The sum of first n terms of an A.P. whose first term is 8 and the common difference is 20 equal to the sum of first 2n terms of another A.P. whose first term is – 30 and the common difference is 8. Find n.

Answer 1

Given that, first term of the first AP(a) = 8

And common difference of the first AP(d) = 20

Let the number of terms in first AP be n.

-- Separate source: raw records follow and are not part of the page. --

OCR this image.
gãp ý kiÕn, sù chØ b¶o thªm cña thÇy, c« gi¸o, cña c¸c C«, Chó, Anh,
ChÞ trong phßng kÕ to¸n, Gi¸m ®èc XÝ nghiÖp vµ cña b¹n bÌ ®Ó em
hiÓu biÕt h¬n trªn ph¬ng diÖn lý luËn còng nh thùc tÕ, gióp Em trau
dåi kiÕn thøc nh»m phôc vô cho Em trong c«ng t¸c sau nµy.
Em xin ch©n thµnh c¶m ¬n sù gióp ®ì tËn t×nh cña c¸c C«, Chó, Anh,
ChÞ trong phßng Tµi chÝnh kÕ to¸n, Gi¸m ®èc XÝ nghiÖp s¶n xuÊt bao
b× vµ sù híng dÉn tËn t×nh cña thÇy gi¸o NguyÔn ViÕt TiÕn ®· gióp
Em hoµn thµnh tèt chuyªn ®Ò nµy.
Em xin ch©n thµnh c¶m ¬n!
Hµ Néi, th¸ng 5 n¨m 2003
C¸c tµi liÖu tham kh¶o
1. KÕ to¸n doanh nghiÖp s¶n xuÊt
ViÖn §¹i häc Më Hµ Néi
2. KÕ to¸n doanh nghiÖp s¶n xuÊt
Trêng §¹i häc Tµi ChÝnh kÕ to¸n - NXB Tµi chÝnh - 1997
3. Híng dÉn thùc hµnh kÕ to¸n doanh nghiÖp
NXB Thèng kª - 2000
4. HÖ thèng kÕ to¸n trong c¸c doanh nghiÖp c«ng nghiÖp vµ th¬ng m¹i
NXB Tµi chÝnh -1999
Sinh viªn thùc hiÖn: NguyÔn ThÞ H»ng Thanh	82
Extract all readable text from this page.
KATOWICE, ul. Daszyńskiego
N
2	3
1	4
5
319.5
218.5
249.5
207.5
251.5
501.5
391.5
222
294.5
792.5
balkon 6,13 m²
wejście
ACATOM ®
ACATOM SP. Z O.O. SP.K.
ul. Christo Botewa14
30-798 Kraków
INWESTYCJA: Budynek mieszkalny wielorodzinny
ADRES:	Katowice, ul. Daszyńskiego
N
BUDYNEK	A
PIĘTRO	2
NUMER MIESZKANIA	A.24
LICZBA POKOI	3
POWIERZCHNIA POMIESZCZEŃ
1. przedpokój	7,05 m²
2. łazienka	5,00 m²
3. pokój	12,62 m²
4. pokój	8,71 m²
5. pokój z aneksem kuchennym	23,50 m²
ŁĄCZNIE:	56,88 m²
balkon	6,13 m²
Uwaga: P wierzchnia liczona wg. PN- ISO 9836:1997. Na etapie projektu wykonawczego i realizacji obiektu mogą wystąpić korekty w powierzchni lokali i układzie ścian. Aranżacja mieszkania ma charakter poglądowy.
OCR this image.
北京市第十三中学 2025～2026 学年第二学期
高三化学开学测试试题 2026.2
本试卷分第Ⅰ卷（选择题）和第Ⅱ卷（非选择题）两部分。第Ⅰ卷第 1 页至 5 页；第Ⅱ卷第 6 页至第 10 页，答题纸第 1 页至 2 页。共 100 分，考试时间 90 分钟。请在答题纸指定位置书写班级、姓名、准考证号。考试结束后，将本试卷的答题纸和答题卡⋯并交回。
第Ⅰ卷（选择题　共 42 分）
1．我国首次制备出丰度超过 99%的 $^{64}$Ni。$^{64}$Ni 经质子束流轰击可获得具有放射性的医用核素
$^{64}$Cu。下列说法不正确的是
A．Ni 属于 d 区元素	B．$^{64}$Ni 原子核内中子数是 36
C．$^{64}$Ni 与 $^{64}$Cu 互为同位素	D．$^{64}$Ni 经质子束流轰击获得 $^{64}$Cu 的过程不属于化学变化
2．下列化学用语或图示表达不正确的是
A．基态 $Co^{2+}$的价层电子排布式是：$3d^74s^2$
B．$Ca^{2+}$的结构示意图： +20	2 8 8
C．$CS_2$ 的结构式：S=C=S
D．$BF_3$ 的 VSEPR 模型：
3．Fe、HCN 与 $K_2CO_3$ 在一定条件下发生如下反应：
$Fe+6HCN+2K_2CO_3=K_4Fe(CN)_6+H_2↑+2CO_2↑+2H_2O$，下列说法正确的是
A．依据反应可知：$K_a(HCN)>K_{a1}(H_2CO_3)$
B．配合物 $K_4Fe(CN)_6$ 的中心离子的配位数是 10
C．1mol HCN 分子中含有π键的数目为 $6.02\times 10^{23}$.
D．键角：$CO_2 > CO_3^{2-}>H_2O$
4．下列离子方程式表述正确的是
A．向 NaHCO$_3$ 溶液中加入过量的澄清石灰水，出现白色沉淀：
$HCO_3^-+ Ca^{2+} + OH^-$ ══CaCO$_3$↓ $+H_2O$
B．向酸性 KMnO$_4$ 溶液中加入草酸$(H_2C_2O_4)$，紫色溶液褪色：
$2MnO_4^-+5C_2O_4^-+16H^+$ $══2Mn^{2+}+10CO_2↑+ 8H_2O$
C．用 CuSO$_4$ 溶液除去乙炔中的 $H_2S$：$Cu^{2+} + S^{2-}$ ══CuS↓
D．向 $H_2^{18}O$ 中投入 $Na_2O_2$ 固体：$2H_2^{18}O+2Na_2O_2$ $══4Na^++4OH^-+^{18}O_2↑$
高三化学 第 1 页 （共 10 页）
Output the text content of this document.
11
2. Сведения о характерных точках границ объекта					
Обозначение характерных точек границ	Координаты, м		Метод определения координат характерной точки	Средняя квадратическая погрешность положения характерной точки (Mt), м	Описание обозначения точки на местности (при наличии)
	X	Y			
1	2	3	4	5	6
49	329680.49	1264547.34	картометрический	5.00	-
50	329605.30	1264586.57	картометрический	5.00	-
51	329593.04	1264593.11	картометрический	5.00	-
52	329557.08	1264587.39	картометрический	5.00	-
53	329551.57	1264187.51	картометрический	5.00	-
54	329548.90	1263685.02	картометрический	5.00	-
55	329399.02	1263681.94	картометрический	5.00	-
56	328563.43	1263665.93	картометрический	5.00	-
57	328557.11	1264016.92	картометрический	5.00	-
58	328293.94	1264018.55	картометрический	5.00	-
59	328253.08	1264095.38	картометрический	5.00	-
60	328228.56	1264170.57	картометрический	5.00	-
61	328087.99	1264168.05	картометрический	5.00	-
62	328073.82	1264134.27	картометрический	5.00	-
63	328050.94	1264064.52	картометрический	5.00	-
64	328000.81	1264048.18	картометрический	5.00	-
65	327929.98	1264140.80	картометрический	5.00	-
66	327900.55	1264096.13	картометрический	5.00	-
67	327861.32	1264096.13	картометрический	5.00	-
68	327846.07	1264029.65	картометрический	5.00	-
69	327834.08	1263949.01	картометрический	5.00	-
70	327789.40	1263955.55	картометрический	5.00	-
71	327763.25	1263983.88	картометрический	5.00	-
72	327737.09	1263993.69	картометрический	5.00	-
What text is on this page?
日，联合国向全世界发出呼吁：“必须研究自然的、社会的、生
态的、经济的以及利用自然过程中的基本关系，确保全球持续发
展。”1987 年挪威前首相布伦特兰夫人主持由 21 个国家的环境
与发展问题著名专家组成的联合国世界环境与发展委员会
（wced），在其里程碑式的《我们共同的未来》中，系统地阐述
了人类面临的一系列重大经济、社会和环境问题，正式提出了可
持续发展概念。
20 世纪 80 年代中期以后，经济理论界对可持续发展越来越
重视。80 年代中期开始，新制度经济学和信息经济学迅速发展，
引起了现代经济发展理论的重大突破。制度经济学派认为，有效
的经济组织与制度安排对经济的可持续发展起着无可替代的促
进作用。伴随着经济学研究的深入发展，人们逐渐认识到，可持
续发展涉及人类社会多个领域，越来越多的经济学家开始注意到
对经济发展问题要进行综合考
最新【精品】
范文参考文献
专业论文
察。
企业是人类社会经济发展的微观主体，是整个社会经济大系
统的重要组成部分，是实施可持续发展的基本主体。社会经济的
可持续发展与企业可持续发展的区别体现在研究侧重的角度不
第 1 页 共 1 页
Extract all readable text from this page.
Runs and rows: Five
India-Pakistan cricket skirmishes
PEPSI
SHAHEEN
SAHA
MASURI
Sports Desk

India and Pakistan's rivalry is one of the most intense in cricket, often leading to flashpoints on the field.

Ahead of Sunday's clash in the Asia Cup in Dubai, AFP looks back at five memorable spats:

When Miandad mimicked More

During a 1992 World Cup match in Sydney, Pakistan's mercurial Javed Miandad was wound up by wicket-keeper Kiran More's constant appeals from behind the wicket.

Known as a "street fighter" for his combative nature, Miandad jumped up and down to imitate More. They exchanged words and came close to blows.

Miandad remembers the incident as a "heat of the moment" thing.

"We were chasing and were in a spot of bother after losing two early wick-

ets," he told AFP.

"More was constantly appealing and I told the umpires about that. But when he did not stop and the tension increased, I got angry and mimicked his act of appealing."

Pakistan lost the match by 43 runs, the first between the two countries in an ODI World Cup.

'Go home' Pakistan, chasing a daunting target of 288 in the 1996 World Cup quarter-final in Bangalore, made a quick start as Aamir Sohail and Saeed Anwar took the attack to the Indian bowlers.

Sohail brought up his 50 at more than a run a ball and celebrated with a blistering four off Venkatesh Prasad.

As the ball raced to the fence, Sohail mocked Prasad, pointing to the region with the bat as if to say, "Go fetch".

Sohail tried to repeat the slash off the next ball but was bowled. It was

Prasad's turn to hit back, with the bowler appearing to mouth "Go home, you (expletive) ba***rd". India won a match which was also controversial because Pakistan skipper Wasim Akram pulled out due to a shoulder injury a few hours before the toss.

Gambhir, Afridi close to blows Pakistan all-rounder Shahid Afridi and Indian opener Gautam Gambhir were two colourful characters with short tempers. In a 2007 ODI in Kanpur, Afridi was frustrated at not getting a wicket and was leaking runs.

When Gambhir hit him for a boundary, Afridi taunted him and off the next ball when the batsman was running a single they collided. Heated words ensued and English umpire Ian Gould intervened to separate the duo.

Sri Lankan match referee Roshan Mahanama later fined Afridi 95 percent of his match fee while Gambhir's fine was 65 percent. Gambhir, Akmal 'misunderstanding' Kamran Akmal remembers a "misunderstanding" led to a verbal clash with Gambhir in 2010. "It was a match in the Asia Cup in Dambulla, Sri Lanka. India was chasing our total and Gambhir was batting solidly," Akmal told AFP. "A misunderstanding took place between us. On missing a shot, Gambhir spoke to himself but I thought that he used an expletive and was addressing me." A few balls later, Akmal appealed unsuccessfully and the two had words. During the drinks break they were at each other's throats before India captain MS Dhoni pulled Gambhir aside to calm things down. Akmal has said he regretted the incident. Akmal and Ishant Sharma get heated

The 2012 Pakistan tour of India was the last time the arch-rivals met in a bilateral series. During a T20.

∵ Sum of first n terms of an AP,

S_n = ${\displaystyle \frac{n}{2}[2a+(n-1)d]}$

∴ S_n = ${\displaystyle \frac{n}{2}[2\times 8+(n-1)20]}$

⇒ S_n = ${\displaystyle \frac{n}{2}(16+20n-20)}$

⇒ S_n = ${\displaystyle \frac{n}{2}(20n-4)}$

∴ S_n = n(10n – 2)   ...(i)

Now, first term of the second AP(a’) = – 30

And common difference of the second AP(d’) = 8

∴ Sum of first 2n terms of second AP,

S_2n = ${\displaystyle \frac{2n}{2}[2a+(2n-1)d]}$

⇒ S_2n = n[2(– 30) + (2n – 1)(8)]

⇒ S_2n = n[– 60 + 16n – 8)]

⇒ S_2n = n[16n – 68]     ...(ii)

Now, by given condition,

Sum of first n terms of the first AP = Sum of first 2n terms of the second AP

⇒ S_n = S_2n    ...[From equations (i) and (ii)]

⇒ n(10n – 2) = n(16n – 68)

⇒ n[(16n – 68) – (10n – 2)] = 0

⇒ n(16n – 68 – 10n + 2) = 0

⇒ n(6n – 66) = 0

⇒ n = 11    ...[∵ n ≠ 0]

Hence, the required value of n is 11.